There is no doubt that the loss of a language, like the loss of a species, makes our world smaller. But the parallel between endangered languages and endangered species should not be taken too far. Fortunately, the loss of a language does not mean that it cannot be revived.

Languages are always changing. My grandchildren use words that are new to me, and they have lost some old words — they don’t know a milliner from a haberdasher. When a language is brought back, it may not be exactly the same as it was before, but it can still serve as a binding cultural property.

Hawaiian is a good case in point. Native Hawaiian people want a cultural asset that keeps them distinct from the millions of newcomers in their land. To this end they have been developing Hawaiian immersion schools and Hawaiian radio stations. The language used in these developments may differ from older forms of Hawaiian, but that does not matter as long as it helps to hold the Hawaiian people together.

When people lose their language they often do so because they think they will do better in another language. I have met speakers of small minority languages in Africa who are proud that their children speak Swahili rather than their tribal tongue. They feel that their children will have better jobs and better lives than they could ever have had while identified as members of a minority tribe.

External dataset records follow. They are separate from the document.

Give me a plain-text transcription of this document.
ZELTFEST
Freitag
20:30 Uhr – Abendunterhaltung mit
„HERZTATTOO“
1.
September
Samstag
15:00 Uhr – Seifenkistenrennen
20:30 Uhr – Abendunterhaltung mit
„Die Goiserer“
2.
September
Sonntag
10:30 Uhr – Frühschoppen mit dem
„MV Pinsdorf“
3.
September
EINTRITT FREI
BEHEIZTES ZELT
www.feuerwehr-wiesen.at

Of course, this is far from always being the case. The breakdown of aboriginal societies in Australia has landed many people in abject misery. But, to take another example from Africa, many of the Bushmen in Botswana are likely to live longer and healthier lives as a result of becoming more assimilated into a larger, healthier community through attending schools where they learn to speak Tswana and go on to make it their home language. Languages come and languages go, sometimes with good and sometimes with bad results.

Ladefoged is professor emeritus of phonetics. He spent most of the last decade recording and analyzing the sounds of endangered languages on every continent except Antarctica.